The room was swimming. Idiot, I thought wildly, just try the knob. Henry kissed Camilla again. “I love you,” he said. Then he said, out loud: “Come in.”
 I think that Camilla’s reaction sealed Henry’s fate. He had lost Julian, whom he loved more than anyone else, Richard did not understand him as he had hoped and Camilla, the one person who had at least fully accepted him showed that there was a part of her that could not fully embrace who he was. Henry ‘s predicament here comes down to this: Aristotle wrote that an individual who is naturally unsocial is either a beast or a god. Henry is conflicted between wanting to be accepted by few other human beings while being in this unsocial situation that tiptoes between the beastly and divine, unchallenged, power. Camilla was the last person left who might have accepted him as such and when he realizes that these are unrecognizable he ends his life, which ends up being a catalyst for Camilla’s character who has shattered her bond with Charles, whom she cares for despite herself, by investing in the understanding they had.

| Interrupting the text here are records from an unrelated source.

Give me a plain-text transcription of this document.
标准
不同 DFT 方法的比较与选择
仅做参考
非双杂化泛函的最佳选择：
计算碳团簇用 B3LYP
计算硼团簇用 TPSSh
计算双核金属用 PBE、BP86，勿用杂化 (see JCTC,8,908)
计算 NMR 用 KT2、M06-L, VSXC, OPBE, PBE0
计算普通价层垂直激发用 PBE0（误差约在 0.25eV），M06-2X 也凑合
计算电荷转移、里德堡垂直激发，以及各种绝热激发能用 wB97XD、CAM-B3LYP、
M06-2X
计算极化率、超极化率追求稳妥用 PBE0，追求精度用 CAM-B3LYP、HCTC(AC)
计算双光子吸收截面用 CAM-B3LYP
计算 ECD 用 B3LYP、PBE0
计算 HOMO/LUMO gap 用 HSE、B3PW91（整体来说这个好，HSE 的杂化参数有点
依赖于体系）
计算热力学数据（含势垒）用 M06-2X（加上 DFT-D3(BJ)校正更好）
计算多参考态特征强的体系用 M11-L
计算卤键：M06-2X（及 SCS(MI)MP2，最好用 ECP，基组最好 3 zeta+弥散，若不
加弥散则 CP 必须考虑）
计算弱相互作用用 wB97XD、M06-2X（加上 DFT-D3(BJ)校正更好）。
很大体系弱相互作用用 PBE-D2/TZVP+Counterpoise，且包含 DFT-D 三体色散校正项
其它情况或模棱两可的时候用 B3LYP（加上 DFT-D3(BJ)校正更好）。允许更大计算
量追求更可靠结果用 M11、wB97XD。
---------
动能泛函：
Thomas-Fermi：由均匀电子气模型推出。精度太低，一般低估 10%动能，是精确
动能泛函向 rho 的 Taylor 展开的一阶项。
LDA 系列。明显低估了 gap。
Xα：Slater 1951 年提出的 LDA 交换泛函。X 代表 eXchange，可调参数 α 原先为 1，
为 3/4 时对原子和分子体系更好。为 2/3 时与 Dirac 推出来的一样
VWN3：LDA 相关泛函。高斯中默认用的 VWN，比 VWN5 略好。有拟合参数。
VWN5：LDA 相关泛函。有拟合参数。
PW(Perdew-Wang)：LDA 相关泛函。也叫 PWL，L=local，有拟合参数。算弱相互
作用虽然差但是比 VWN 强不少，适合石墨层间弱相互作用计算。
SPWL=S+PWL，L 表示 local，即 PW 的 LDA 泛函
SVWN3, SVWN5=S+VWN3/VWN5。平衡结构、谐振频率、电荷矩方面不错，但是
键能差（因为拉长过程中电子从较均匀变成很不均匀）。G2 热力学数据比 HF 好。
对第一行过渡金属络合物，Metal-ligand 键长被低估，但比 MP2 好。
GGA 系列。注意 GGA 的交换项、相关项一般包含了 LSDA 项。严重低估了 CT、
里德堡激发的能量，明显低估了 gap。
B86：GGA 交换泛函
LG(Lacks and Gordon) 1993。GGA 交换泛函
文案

At the end of the book Camilla is partly hanging on the kind of living she could have had with Henry and partly mourning everything she’s lost.
“You should see the way I live now, Richard,” she said. “My Nana’s in bad shape. It’s all I can do to take care of her, and that big house, too. I don’t have a single friend my own age. I can’t even remember the last time I read a book.”
 Camilla is back at her grandmother’s, back at the service of Diana, at a place that will always keep reminding her her irrevocably lost innocence. It’s not the situation itself that is dreadful. What makes it so is that it is a distorted version of Camilla’s childhood; one that comes with responsibility, with loss and with sacrificing ‘living’ and by extent beauty in service of others.
Finally, the tell-tale hint that Camilla’s dismay with her life is genuine and not a lie she employs to keep Richard at bay is her confession about being unable to read anymore. Being unable to be free and to live even on a spiritual level is part of her punishment.